And the cheating starts up again! One of the downsides to a large-scale producer organization like OPEC is that there’s a huge incentive to cheat on supply restrictions. If enough of the organization goes through with it, the price of whatever’s produced—in this case, per barrel of oil—increases, and so too the revenue of whoever cheats. Right now, the cheater’s hat goes to the United Arab Emirates, who produced significantly over its quota for August, reports note.
This would be bad enough under general circumstances—any break with faith undermines the whole group, who immediately wonders why it isn’t cheating and bringing in all that cash itself—but the UAE is actually the third-largest producer in the entire organization. Bad enough if a small country does it—this can be handwaved away for a combination of need and minimal impact—but if one of the bigger suppliers does it, it destabilizes the whole agreement. The reports note the UAE shipped an average of 2.693 million barrels per day, around 100,000 more per day than agreed upon, which over a month is about three million barrels extra. Given the current price of oil, approaching $40 a barrel for both WTI and Brent, the motivation to cheat becomes clear.
It Was a Fine, Fine Week for Swine
It hasn’t exactly been a great year for a lot of commodities, especially given the disaster that was most of spring into summer. But recovery has been in the cards for a while, and now, with December lean hog futures out, the world is looking a little brighter for hog farmers and pork futures buyers all over.
December hog futures came in at $62.55, which represents a six-month high. Granted, the preceding six months weren’t exactly great shakes in the hog market, but price recovery like that suggests that things are indeed improving and getting back to something like normal. While average US hog weights are under the levels seen last year, that’s actually a good sign, suggesting that the pork industry is making recovery happen and getting through the backlog of hogs needing slaughtered and brought to store shelves. With holiday demand coming up, and ham absolutely on the menu on a lot of Christmas dinner tables, it’s a safe bet that prices will continue at least something of an upward slide as demand increases.
Indian Rice Prices Hit 18-Month High Amid Tightening Supply
Even now, six months after the coronavirus first showed up, it’s still causing havoc in the commodities market.

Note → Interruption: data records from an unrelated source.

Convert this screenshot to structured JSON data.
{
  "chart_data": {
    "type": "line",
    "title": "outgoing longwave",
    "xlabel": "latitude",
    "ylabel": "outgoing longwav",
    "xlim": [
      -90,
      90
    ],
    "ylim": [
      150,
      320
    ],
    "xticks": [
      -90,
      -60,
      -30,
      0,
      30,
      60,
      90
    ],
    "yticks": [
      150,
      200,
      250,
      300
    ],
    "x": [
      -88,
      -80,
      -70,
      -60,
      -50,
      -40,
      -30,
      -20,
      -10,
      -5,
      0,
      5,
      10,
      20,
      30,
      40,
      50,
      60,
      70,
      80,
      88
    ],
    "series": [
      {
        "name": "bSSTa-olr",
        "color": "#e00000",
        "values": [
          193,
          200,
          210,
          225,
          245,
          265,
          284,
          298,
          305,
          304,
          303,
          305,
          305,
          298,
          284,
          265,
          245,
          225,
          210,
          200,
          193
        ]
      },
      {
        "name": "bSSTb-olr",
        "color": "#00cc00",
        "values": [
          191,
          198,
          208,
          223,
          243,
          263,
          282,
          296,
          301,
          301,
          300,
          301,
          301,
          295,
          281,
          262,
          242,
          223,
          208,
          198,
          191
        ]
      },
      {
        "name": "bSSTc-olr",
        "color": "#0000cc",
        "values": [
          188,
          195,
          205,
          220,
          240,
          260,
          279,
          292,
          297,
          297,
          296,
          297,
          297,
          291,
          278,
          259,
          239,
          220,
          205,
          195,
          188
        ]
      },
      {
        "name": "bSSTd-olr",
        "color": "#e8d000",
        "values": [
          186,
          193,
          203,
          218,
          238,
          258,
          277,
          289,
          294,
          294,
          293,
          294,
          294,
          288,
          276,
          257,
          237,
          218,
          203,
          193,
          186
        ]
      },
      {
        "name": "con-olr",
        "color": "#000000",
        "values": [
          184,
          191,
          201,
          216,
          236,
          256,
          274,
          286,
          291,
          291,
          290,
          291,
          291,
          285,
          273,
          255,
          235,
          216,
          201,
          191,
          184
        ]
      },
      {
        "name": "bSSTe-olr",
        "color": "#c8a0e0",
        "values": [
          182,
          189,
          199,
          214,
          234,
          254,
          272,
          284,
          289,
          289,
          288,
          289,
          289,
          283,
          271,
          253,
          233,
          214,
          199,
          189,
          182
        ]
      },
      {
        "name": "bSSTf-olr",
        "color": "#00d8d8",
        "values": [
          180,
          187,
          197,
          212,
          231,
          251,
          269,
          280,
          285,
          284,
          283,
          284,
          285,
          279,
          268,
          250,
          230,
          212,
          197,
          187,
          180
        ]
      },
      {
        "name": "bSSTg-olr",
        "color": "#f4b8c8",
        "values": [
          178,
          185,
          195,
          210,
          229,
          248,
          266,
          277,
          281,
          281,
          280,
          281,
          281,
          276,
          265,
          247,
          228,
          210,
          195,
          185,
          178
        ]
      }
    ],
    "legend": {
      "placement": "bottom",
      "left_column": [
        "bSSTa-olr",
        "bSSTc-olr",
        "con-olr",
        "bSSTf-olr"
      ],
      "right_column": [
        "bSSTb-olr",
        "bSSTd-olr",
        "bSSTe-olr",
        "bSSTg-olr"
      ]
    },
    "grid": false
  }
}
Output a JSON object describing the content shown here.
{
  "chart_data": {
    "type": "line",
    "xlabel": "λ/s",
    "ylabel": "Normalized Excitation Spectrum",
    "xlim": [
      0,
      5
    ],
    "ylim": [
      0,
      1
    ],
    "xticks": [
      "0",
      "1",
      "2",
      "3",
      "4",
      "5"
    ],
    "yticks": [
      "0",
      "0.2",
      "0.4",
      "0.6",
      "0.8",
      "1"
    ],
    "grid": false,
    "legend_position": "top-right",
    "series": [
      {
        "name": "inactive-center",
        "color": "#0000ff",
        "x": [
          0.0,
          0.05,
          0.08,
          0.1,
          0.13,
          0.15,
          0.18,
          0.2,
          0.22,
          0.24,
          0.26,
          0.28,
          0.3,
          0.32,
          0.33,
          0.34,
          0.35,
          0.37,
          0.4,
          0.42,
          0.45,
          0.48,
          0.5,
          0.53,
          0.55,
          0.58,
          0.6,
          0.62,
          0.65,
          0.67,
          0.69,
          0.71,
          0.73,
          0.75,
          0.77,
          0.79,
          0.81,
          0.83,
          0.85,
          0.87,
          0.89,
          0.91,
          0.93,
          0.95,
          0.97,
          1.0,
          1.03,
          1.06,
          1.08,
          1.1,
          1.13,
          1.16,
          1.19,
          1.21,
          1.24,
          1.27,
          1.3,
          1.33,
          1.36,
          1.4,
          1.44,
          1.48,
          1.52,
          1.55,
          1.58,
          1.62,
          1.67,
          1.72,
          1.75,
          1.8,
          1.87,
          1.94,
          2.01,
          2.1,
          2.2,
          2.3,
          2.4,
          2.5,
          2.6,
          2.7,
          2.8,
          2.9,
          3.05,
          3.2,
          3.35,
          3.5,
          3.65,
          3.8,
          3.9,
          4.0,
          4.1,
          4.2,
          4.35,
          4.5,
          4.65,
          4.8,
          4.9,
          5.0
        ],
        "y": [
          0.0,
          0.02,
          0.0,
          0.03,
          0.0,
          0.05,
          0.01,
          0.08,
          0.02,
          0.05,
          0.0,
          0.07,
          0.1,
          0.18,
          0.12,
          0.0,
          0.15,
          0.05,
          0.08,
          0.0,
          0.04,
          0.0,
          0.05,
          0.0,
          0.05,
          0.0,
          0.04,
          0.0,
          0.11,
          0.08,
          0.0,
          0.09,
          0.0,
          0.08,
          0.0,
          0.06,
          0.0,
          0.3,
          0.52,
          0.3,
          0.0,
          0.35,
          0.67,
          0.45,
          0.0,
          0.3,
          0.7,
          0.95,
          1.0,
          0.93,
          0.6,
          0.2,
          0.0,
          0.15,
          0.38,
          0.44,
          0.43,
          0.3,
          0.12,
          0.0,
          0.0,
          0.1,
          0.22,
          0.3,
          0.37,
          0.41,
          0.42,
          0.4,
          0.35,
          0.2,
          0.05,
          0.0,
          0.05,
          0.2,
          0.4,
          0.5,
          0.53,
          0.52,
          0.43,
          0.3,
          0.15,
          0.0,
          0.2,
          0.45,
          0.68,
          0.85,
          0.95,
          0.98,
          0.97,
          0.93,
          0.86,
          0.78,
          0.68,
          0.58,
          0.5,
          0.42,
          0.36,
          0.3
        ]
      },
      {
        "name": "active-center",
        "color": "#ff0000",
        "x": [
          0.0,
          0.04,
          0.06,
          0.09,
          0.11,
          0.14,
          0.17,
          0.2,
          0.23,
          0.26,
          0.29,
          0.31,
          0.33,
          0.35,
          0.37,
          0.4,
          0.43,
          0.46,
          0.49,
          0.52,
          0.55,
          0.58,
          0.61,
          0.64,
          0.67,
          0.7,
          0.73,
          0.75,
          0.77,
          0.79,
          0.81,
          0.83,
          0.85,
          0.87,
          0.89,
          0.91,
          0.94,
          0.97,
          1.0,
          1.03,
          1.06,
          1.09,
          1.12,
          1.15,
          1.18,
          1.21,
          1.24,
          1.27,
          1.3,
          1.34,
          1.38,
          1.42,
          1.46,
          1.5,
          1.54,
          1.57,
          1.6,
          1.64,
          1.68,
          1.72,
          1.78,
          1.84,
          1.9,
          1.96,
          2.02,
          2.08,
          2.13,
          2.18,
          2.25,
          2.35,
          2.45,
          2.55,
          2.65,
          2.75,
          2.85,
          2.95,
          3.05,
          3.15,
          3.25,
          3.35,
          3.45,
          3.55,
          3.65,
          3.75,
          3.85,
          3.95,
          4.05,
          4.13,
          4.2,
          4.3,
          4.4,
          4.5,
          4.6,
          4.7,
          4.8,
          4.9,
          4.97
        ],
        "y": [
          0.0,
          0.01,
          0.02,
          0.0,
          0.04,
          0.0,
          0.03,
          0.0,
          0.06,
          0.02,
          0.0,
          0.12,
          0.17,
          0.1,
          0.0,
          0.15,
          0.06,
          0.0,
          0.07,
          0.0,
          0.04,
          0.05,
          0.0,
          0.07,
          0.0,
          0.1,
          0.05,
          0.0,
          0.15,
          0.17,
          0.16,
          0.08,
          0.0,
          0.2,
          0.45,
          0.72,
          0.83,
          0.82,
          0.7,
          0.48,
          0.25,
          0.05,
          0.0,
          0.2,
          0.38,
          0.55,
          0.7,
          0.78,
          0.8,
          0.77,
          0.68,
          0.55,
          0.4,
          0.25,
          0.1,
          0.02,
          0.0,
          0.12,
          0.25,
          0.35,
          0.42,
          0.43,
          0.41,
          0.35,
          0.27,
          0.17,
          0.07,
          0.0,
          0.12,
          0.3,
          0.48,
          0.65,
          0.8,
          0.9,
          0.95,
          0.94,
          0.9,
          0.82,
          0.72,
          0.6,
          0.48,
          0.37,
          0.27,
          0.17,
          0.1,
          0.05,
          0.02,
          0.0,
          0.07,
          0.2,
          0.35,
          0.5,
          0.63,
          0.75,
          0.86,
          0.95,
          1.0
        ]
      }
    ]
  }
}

The latest reports are focused on rice, as word out of India suggests prices are climbing to highs not seen in a year and a half.
The reason for the gains won’t surprise many; the supply is starting to choke in India, and all thanks to supply chain disruptions traced back to various coronavirus-related issues. In fact, supply issues are starting to get so pronounced, reports note, that Bangladesh may have to start importing rice. Bangladesh reportedly had quite a bit of bad weather and the like—some are citing “natural calamities” as a major reason of supply strictures—so to see Bangladesh looking to import rice is a pretty bad sign that something’s gone wrong. Worse, demand is as strong as it’s ever been, reports note, which means getting rice out the door and into people’s hands will be increasingly difficult going forward.
Chinese Corn Buying Price Jump Seems to Have Been Absorbed By The Market
Here’s a point that might prove amazing going forward; while we know that the Chinese have been on an absolute tear when it comes to buying anything agricultural. At this rate, a small child could set up a lemonade stand in Beijing and come home a millionaire. Interestingly enough, the recent major corn purchase the Chinese made with the US was enough to boost the price of corn…just not for very long.
While recent gains pushed corn prices in the US to the highest that had been seen since March, the gains simply didn’t hold as recent trading saw corn fall back to around the day’s low. Supply issues seem to be in good order, but there are potential issues coming that may hinder gains a bit. For instance, the potential for hard frost in some states—North Dakota and Minnesota, certainly, but even western Nebraska could be in for a cold snap—can’t be ruled out, and some extra rainfall is set to hit, but won’t be much help for matured crops. It may even hinder harvesting, especially if the corn has to be dried ahead of sale. It’s entirely possible that, even with the quantities the Chinese bought, they may have gotten the best deal they could.
Disney+’s Newest Feature Will Make Watch Parties a Breeze
Watching videos at home, many are discovering, is your safest entertainment alternative, and in some ways, actually less expensive while still being almost as much fun. Streaming services have stepped up to fill in the gap left behind by movie theaters and a movie industry that’s produced very little in the last six months due to the coronavirus. Disney+ is rolling out a new feature known as GroupWatch that should make the homebound viewership concept a bit more entertaining.
GroupWatch is, essentially, a tool to make an online watch party happen at virtually any time. It’s only available in Canada right now, strangely enough, but if it finally goes live, Disney+ subscribers will be able to make small watch parties at virtually any time, sending out codes to up to six people to watch the show at the same time. This isn’t the first time someone’s tried this; Amazon, both on Amazon Prime Video and on Twitch, has been staging virtual watch parties for some time now. Though it’s a safe bet few if any threw over Disney+ for Amazon Prime over a lack of watch party support, narrowing the gap on features is seldom a bad move.